L’utilisation de procédés catalytiques a été développée par l’industrie chimique pour améliorer l’efficacité globale et donc la rentabilité des processus chimiques. La plupart des procédés développés mettent en jeu des catalyseurs métalliques à base de métaux lourds (ruthénium, rhodium, platine, etc..) dont la réactivité est plus nuancée et plus facile à maîtriser que celles des métaux de transition usuels (manganèse, fer, cobalt, etc..). Cependant, ces métaux lourds sont à la fois onéreux, de disponibilité limitée et toxiques pour l’homme et l’environnement. La prise en compte croissante des contraintes écologiques et de développement durable a donc amené depuis quelques années à leur chercher des substituts. Le métal qui s’impose
naturellement dans ce contexte est évidemment le fer
[1]. La chimie catalytique du fer avait été peu étudiée jusqu’à ces dernières années. Au contraire sa biochimie est connue de façon très détaillée, et en particulier les structures de nombreuses enzymes à fer ont été caractérisées par cristallographie et leurs mécanismes d’action ont été décrits en termes moléculaires
[2]. Ces enzymes catalysent de très nombreuses transformations chimiques dans des conditions très douces avec des efficacités et des sélectivités remarquables.
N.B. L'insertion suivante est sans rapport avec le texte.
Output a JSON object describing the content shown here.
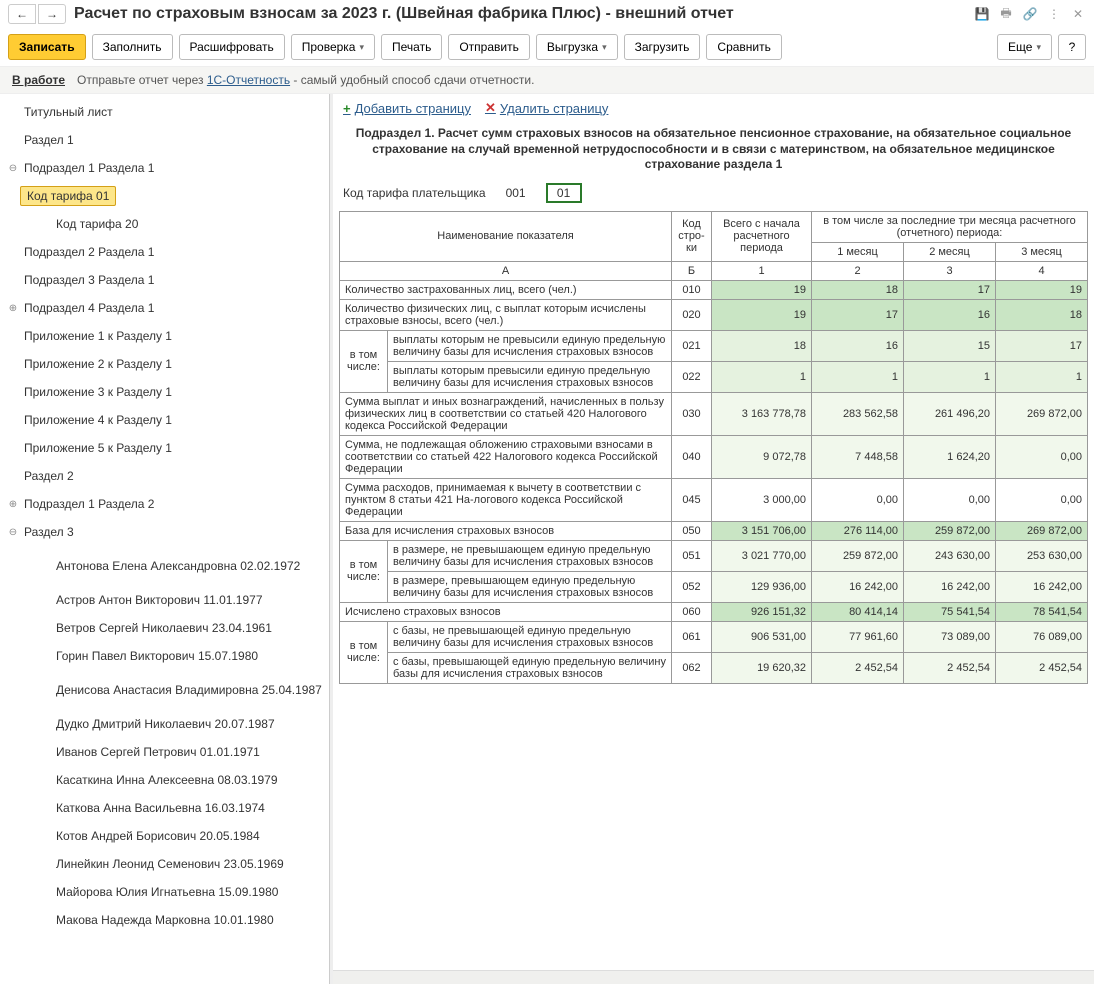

Il résulte de ce constat qu’une
chimie biomimétique qui utilise les données issues de la biologie pour élaborer des catalyseurs chimiques à base de fer constitue une approche pertinente et prometteuse dans ce domaine.
C’est dans ce contexte que des chercheurs de notre laboratoire élaborent des modèles
[1] des sites binucléaires à fer des oxygénases pour en étudier les mécanismes d’action. La réalisation de
modèles biomimétiques de faible poids moléculaire permet de mettre en œuvre des études beaucoup plus précises que sur les enzymes elles-mêmes. Les oxygénases catalysent l’introduction d’un atome d’oxygène de l’oxygène moléculaire dans un substrat (Réaction 1) dans des conditions douces et avec une efficacité et une sélectivité qui ne sont pas encore atteintes dans les processus chimiques. Ceux-ci ont souvent recours à des donneurs d’oxygène (comme des peroxydes) pour obtenir de bonnes efficacités (Réaction 2). Cette équipe a montré récemment que les composés modèles des oxygénases peuvent catalyser une réaction similaire,
l’amination de substrats aliphatiques et aromatiques (Réaction 3)
[3], qu’aucune enzyme ne catalyse.
R-H + O2 + 2 e- + 2 H+ → R-OH + H2O
(1)
R-H + X=O → R-OH + X (2)
R-H + X=NR’ → R-NHR’ + X (3)
Cette réaction est intrinsèquement difficile à réaliser dans des conditions douces et les procédés classiques nécessitent plusieurs étapes coûteuses en temps et en énergie. Elle suscite un grand intérêt du fait de l’ubiquité des fonctions amines dans les produits d’intérêt biologique ou pharmaceutique.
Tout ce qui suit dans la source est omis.